The withdrawal places the LAF in a position defined by simultaneous and contradictory demands. Prime Minister Nawaf Salam declared all Hezbollah military operations illegal . The Justice Minister ordered prosecutors to arrest those who fired at Israel . Washington told Beirut the November 2024 Ceasefire is over and the US will not intervene unless Lebanon designates Hezbollah a terrorist organisation . The government is being asked to confront Hezbollah while the army steps aside for the force Hezbollah was armed to oppose. That sequence asks Lebanese citizens to accept both Israeli military control of their southern border and the dismantling of the only armed force that has historically contested it.
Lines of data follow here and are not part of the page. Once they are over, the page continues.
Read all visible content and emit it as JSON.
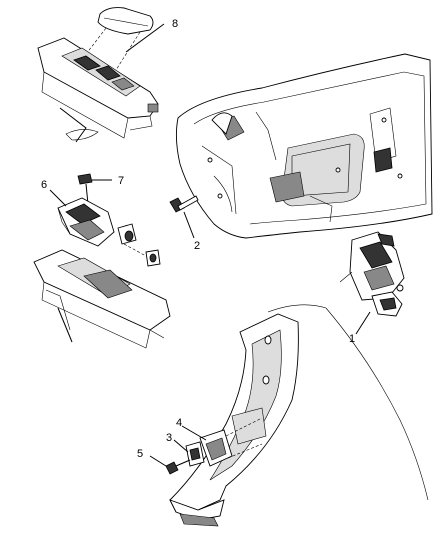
{
  "callouts": {
    "c1": "1",
    "c2": "2",
    "c3": "3",
    "c4": "4",
    "c5": "5",
    "c6": "6",
    "c7": "7",
    "c8": "8"
  }
}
The LAF stood aside in 2006 as well — it lacked the capacity to fight either Israel or Hezbollah and chose institutional survival over a battle it could not win. That precedent produced UNSCR 1701, which required that only the LAF and UNIFIL operate south of the Litani River. Twenty years later, neither condition has been met. Hezbollah never withdrew. The LAF never enforced the resolution. Israel's current advance is, in part, a consequence of that two-decade failure — and the army's withdrawal this week ensures the same dynamic will reassert itself whenever the current fighting stops: an army that cannot hold the border, a militia that will not leave it, and a population trapped between both.